It's not just your own values, it's the effect that your values have on civilization as a whole.
I see civilization as a race between our ability to create problems and our ability to solve problems.
You can make a case that a high reproductive rate is a social danger because it causes resource depletion and overall causes us to develop problems faster just because more people make more problems.
On the other hand, a low reproductive rate makes problems too. It's much easier to fund the kind of welfare state that the left wants when we have a high reproductive rate. The dreams of the right, in which many of us can save money in individual accounts and enjoy an easy retirement, are also dashed by a low reproductive rate.
Honestly I don't know what the optimal reproductive rate is. But I think there is something more to life than the quality and quantity of your orgasms, what pleasure you get, and the self-aggrandizement you experience making other people rich and famous.

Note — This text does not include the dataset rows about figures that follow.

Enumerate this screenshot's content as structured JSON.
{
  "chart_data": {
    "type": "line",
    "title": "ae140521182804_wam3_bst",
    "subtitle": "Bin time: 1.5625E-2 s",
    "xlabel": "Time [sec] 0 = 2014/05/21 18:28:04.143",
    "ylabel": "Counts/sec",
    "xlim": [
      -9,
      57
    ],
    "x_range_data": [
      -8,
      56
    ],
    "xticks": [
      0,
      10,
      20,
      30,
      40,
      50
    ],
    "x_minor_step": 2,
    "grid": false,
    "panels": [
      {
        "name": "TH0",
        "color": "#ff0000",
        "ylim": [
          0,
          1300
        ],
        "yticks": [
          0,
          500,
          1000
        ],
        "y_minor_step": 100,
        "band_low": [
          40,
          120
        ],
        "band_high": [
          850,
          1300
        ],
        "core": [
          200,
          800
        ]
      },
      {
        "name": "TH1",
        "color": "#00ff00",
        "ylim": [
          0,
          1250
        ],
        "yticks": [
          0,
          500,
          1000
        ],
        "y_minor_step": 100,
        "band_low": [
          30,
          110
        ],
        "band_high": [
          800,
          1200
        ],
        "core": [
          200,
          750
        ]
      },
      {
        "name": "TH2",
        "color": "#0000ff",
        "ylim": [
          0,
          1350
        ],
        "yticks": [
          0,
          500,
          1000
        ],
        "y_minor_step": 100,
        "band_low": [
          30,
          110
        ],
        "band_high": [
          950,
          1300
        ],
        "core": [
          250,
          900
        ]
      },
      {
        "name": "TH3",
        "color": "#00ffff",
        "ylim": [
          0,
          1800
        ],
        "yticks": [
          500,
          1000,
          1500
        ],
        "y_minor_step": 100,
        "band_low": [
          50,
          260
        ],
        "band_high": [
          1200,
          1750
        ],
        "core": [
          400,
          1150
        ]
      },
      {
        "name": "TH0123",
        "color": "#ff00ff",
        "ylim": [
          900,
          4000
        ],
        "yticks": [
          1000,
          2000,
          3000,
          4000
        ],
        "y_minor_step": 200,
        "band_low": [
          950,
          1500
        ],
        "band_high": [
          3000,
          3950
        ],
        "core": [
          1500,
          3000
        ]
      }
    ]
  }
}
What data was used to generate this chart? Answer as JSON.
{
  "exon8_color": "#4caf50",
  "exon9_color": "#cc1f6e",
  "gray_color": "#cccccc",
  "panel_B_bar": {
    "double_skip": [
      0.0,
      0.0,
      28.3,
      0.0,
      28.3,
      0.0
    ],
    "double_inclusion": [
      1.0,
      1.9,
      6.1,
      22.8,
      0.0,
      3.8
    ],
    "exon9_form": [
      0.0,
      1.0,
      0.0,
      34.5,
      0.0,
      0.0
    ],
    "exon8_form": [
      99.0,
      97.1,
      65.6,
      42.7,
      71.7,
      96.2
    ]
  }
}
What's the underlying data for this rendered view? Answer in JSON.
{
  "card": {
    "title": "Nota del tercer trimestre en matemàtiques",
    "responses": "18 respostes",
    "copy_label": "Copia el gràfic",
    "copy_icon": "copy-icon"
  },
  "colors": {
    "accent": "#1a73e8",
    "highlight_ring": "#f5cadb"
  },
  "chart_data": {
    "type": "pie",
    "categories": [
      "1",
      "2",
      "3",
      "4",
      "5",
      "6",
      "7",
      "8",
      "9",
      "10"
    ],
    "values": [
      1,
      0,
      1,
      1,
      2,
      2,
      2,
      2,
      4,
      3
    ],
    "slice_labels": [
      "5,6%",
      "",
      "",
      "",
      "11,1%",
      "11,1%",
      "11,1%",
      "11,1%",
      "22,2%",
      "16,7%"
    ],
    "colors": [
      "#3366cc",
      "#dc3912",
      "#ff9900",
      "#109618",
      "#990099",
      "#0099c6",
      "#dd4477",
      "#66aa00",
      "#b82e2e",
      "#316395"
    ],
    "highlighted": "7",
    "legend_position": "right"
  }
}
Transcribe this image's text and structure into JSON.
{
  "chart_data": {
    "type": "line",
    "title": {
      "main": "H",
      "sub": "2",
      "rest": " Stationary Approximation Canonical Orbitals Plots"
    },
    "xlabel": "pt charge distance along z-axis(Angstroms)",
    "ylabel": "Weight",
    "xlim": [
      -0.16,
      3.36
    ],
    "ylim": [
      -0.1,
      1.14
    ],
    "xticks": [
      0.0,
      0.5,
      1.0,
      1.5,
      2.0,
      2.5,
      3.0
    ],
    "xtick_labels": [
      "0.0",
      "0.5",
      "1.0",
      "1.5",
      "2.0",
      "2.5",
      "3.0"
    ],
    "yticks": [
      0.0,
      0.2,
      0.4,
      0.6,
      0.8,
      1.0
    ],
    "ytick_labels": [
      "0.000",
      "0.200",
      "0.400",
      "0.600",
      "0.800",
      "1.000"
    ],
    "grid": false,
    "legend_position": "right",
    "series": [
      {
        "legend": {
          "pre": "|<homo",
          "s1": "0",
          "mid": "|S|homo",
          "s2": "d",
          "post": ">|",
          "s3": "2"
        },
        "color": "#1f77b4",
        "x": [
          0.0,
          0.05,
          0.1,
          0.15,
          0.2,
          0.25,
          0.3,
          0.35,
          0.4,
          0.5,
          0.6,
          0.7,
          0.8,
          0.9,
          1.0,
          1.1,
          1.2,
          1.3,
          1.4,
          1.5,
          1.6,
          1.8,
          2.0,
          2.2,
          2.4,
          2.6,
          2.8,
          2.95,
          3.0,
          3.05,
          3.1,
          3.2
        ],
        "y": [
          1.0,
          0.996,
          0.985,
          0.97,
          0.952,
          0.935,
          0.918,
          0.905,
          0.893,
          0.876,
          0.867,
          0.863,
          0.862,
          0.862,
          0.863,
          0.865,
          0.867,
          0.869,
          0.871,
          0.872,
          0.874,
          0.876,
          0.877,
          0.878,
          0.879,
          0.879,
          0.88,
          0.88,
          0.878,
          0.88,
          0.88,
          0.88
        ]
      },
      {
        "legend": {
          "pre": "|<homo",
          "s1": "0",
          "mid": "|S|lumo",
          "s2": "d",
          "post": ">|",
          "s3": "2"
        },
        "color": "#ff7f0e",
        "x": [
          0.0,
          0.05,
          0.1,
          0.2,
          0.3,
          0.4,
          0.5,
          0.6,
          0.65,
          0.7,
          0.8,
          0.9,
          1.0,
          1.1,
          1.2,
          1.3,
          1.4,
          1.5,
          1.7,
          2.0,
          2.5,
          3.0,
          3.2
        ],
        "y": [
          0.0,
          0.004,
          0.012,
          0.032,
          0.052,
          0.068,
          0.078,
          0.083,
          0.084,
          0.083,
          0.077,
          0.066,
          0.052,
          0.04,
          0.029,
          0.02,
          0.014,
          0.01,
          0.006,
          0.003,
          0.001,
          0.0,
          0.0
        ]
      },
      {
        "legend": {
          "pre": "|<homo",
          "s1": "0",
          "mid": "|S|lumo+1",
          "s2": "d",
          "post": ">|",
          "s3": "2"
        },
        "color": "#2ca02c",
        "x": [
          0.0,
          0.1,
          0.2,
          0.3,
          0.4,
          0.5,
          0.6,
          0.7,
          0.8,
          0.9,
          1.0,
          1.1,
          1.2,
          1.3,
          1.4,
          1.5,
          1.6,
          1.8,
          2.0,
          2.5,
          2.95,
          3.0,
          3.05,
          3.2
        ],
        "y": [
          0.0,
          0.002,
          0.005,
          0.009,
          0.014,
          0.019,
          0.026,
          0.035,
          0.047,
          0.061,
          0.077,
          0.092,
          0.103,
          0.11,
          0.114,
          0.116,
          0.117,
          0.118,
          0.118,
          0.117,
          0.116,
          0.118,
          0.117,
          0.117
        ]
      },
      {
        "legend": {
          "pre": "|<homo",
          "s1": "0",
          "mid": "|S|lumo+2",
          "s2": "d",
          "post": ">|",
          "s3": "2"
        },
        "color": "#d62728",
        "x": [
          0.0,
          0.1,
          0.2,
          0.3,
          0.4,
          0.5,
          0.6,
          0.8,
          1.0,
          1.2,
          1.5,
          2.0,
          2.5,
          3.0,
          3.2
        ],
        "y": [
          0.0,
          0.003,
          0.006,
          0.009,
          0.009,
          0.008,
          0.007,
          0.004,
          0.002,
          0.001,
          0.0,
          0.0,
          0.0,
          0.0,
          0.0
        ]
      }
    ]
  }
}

Quite a few people have worked hard to create the civilization we have, and in particular, two parents invested a lot to raise me. I think it's fair to "pass this forward" and expect that we all produce (on average) a child each and that that's just a part of the mission we have on planet Earth.
That's just your opinion that having children when older is harmful to society. But what I consider more harmful to society is this thinking that every single individual action has to be weighed against the "benefits of society". This thinking seems to be more and more prevalent and is dangerous for freedom.
As a subtle rhetorical way to suggest that OP should maybe get over himself.
Our purposes aren't objective. They are ours to choose, as individuals. Other animals may live only to propagate their genome, but as humans, our societies appear to function best when we convince ourselves that we're here to accomplish things other than reproduction alone.
Otherwise, you are projecting your own values and desires on a lot of people who potentially don't share them.